Chandrayaan-2 lander set for touchdown on Moon’s south pole

The potential success of India’s unmanned Moon mission Chandrayaan-2 to the unexplored lunar south pole will help its scientists in setting up a platform for deep space missions in future.

It will also help them in exploring the possible presence of water ice in the cold, polar craters which never see moonlight and are called permanently shadowed regions.

The present mission’s predecessor Chandrayaan-1 launched in 2008 had found the presence of water molecules on the lunar surface.

If successful, Chandrayaan-2 will open up the possibility for mining large quantities of Helium-3 which may provide safer, cleaner and more efficient nuclear energy in a fusion reactor.

Since the Moon’s magnetic field is relatively weak compared to that of the Earth, it is bombarded with Helium-3 emitted by the Sun within its solar winds.

 Apart from pushing the frontiers of human knowledge on Moon, Chandrayaan-2 will put to test the skills of Indian scientists in soft-landing the lander on the Moon’s surface.

During Chandrayaan-1 mission, the Moon Impact Probe detached from the orbiter had a hard landing.

This time, the rocket engines are expected to bring the rate of the lander’s descent to near zero before the touchdown.

Chairman of the Indian Space Research Organisation (ISRO), K Sivan, calls this the “terrifying moment” when one’s heart almost stops.

The landing spot is crucial. Indian scientists will try to soft-land the lander in a high plain between two craters, Manzinus and Simpelius, about 350km north of the south pole. If that attempt fails, they have another option.

Earlier missions had landed in the equatorial region of the Moon.

After the lander lands and the lunar dust kicked up settles, the six-wheeled robotic rover Pragyaan will roll out and perform chemical analysis for 14 days (one lunar day) and relay data to Earth through the orbiter and lander.

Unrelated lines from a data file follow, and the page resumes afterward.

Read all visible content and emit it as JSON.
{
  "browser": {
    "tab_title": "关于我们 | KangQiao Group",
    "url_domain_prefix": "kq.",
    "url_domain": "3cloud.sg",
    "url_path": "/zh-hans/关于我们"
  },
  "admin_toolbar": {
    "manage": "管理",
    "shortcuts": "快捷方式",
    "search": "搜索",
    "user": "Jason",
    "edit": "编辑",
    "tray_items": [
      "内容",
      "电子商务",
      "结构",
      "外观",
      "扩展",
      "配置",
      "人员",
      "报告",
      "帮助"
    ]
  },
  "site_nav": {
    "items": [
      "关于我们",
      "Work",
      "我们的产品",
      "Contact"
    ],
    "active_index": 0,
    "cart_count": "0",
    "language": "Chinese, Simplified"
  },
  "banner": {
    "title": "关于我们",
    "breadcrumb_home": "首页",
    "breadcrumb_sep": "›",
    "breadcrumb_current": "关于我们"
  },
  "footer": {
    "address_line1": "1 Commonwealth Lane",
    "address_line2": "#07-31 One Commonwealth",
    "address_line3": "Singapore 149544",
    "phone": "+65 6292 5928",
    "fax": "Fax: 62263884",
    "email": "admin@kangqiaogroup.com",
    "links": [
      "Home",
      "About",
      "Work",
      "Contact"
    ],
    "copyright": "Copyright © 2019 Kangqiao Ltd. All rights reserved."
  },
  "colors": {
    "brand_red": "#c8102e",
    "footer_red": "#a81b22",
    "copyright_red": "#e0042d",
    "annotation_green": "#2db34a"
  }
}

As the rover moonwalks at the speed of one centimetre per minute, India’s national emblem and ISRO’s logo imprinted on its rear wheels will leave a permanent mark on the Moon’s surface for future astronauts.

The orbiter will circle the Moon for one year mapping the lunar minerals, taking high resolution photos, searching for water using an infra-red imager and radars and analysing the thin lunar atmosphere.

According to ISRO, the fuel-efficient orbiter may circle the Moon more than a year.

Former Nasa astronaut Jerry Linenger told PTI that Chandrayaan-2’s mission to an unexplored region will advance human knowledge and help scientists planning moon missions with valuable data on its south pole.

The entire world has its eyes glued on the mission and people involved should be proud, he added.